How to Repurpose Your Dead Relative's Stuff Into a Meaningful Keepsake
My Grandfather was a woodworker for many years, making clocks and custom furniture in a unique, rustic style that he sold (in pre-internet days) at craft shows throughout Northern Michigan. Some of my earliest memories are of working with him in his garage shop, filled with sawdust, wood shavings, and a cacophony of noise from power tools. Of course, being the 1980s, the safety equipment consisted of Gramps saying, “don’t touch that '' when I reached for a whirring table saw blade or some other such sharp object.
Before he died last Fall, Gramps imparted to me a love of wood and craftsmanship that exists to this day. I now have my own small shop in my garage along with a few of his tools, wood he handed down, and a lot of wisdom he imparted during long winding phone calls.
Along with the thousands of finished products he made and sold over the years, Gramps was the master of the semi-finished project and he had a number of them in his house, barn, and shop that were discovered when he died. Ever the optimist, he always had a plan for every single piece of wood he collected over the years and, let me tell you, he collected a LOT of wood.
One of these semi-finished projects was an amazing table top, made of a piece of Eastern Red Cedar (Juniperus Virginiana, for those with a botany interest) which was his wood of choice for most of his tables and other furniture.
For those who don’t know, to a woodworker cedar is a wonderful wood to work with. It is soft, malleable, machines well, and has huge color and grain variations that make the finished product a thing of beauty and, done correctly, a work of art. The table top he had made was over four feet in diameter but with “arms” that stretched past that four feet. He had spent hours cleaning, sanding, and finishing this table top with epoxy and the end result was stunning. However, it sat on his patio for at least 10 years, ready to be a table, but never fully becoming one. I would pass that table top in my visits and always admired it, but never asked him why it sat there, year after year.
After he died, I was helping my parents clean out his house and my eyes fell on that table top. I asked if I could have it.

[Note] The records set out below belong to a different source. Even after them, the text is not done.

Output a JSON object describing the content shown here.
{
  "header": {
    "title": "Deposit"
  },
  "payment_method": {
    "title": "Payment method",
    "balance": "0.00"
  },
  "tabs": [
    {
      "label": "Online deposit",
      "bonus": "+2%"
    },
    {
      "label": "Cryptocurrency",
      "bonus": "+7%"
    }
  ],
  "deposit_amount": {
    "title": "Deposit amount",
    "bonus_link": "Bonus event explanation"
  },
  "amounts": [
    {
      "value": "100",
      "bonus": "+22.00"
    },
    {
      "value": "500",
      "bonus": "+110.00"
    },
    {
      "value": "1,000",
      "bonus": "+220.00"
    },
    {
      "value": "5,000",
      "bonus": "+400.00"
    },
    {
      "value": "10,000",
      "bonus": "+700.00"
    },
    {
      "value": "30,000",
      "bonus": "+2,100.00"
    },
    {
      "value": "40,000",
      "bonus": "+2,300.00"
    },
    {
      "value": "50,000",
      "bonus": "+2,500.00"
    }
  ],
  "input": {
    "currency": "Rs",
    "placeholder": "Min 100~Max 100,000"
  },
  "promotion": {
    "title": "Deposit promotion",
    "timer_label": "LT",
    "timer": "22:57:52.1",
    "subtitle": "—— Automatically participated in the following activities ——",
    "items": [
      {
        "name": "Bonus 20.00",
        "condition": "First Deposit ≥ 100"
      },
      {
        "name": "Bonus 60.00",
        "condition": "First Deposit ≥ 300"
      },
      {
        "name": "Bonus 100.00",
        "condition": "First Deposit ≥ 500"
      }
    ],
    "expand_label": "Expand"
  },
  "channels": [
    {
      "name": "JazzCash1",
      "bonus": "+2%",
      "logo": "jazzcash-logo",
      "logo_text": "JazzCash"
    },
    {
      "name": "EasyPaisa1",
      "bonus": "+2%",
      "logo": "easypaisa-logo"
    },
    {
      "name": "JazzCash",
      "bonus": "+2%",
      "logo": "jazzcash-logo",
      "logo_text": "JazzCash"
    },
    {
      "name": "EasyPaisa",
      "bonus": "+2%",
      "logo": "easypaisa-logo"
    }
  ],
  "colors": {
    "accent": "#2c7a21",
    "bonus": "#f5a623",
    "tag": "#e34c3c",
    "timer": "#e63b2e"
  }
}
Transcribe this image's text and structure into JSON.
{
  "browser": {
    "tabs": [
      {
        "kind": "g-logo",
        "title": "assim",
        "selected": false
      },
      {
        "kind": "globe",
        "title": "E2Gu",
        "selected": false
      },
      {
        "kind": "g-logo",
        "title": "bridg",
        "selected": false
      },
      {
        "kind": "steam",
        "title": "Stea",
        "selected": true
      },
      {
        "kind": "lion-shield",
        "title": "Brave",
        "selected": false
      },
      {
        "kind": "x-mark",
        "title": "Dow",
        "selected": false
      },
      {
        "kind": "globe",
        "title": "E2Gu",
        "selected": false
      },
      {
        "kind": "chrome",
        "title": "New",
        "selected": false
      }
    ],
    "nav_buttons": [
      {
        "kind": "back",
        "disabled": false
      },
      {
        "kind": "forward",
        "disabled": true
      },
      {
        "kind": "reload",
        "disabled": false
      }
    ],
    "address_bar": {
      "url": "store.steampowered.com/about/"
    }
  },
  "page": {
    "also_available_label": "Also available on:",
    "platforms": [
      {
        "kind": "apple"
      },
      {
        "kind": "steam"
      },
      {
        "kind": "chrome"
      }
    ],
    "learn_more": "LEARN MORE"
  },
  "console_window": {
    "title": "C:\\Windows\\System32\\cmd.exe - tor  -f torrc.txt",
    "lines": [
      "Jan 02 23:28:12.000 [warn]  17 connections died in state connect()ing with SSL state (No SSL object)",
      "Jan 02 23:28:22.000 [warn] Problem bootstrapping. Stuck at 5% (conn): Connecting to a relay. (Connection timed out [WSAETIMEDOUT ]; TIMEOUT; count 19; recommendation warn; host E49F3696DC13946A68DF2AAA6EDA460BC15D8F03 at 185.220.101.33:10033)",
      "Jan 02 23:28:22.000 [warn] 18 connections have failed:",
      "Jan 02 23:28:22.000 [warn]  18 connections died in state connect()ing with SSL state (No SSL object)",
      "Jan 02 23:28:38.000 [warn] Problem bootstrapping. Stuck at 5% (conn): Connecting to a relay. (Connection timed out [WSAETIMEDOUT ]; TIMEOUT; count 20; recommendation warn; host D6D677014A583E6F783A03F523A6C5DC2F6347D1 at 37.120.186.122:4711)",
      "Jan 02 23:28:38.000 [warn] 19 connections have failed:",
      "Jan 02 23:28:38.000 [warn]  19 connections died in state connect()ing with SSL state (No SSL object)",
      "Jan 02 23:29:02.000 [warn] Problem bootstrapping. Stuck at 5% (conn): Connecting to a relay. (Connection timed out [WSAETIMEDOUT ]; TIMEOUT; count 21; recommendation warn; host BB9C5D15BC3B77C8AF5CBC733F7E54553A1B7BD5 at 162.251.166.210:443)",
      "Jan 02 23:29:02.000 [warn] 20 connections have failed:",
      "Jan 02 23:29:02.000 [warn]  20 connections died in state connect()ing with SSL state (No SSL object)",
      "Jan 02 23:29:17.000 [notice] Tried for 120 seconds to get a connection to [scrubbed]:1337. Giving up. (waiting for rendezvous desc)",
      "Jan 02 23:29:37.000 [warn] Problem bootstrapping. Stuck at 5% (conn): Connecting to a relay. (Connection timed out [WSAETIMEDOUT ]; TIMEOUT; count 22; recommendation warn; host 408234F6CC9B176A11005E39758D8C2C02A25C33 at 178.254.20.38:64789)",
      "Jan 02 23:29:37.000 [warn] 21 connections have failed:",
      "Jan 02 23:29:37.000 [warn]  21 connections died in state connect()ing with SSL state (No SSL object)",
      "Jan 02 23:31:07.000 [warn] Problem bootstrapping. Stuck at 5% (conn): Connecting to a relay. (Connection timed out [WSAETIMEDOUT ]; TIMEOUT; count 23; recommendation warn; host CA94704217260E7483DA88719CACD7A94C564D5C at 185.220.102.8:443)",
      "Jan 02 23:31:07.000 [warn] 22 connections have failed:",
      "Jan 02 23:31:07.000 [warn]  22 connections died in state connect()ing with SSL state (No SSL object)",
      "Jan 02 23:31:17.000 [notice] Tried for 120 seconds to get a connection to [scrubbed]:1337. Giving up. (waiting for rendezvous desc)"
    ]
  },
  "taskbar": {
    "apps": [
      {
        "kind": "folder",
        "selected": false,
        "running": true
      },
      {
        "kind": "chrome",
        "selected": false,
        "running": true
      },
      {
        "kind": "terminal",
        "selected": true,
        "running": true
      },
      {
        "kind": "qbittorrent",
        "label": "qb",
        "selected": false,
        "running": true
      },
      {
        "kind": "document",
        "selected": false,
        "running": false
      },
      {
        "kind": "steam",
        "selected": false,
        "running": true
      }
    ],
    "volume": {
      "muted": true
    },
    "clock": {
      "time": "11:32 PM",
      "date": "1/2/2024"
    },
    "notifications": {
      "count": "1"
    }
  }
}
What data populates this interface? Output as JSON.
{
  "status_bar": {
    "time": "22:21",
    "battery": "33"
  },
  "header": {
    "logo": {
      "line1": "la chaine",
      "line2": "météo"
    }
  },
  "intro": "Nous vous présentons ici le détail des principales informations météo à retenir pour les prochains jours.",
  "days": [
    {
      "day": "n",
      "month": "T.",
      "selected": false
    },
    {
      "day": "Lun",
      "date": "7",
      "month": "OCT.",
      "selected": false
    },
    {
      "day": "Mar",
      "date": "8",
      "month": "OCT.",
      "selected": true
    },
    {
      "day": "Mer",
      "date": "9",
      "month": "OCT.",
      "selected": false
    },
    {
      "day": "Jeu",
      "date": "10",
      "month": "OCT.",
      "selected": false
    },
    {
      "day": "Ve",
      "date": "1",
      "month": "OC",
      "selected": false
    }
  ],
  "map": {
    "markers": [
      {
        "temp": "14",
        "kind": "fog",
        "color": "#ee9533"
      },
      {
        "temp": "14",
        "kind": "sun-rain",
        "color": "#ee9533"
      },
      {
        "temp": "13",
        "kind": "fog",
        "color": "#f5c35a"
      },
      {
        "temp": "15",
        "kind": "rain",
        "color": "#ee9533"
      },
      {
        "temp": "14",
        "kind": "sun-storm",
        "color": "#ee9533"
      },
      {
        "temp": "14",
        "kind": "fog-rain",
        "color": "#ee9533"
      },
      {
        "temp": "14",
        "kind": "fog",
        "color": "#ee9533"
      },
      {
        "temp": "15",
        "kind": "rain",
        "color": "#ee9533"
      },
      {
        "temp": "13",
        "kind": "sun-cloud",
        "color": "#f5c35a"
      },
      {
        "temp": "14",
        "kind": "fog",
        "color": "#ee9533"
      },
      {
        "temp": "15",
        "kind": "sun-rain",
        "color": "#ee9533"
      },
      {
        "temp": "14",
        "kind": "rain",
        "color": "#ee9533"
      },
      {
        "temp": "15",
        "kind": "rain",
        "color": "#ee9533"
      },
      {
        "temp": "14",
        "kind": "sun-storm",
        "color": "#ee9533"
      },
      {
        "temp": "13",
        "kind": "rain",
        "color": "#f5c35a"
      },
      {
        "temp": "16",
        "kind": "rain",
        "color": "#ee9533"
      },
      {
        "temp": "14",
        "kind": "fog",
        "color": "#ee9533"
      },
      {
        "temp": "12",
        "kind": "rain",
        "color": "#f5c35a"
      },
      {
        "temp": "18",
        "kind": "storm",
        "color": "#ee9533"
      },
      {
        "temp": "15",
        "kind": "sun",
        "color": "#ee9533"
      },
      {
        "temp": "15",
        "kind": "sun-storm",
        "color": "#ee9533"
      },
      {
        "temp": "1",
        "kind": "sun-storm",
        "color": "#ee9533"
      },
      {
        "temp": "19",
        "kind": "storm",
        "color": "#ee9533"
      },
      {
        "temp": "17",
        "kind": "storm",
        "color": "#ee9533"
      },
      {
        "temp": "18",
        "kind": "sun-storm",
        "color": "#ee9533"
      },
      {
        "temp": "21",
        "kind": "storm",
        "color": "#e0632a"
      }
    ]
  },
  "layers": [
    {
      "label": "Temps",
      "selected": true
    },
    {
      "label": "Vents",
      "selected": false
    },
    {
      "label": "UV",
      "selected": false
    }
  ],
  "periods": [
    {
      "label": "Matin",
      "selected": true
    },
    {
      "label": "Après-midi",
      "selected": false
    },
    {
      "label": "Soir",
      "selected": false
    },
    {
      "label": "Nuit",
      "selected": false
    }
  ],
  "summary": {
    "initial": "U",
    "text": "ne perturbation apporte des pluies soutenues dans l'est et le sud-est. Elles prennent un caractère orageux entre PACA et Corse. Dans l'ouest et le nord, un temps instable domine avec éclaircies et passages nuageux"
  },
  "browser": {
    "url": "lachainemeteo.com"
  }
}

I wanted to finish the job that Gramps started and make it into a table to be enjoyed by family. I showed it to my wife. She was amazed at the craftsmanship and beauty (and size!) of the piece, but she noticed something I had not. Those “arms'' that made the table so beautiful were spaced in such a way that the table top (if used as a table) would be about a half the size of the actual circumference of the table and, worse yet, half the time you would put a drink on the table, the glass would fall through those arms and right onto the floor! As soon as she said that, I saw it completely and starkly. I also figured out why the tabletop had been sitting on Gramp’s patio for so many years. I had been too blinded by the form to notice the lack of function.
So, I was in the same boat as Gramps. I had this beautiful object that he had hand- crafted but without a plan as to what to do with it. Again, my wife came to the rescue. She said that the piece wasn’t meant to be table at all, but it certainly was art and as such, should go on the wall to be admired by anyone who came to our house. Genius! So that is exactly what we did. I mounted this beautiful piece of art on the wall of our screened in lanai in a place of honor.
Now, I walk by it every day and can think of Gramps and, when visitors and friends ask, I can tell the story. This helps me keep his memory fresh and I can share part of him with the world. I think he would have liked that. Though I am not sure HE considered what he did artistic, anyone else who sees it would recognize the artist's eye of the man who saw such a beautiful object in the trunk of a random tree lying in a deep swamp.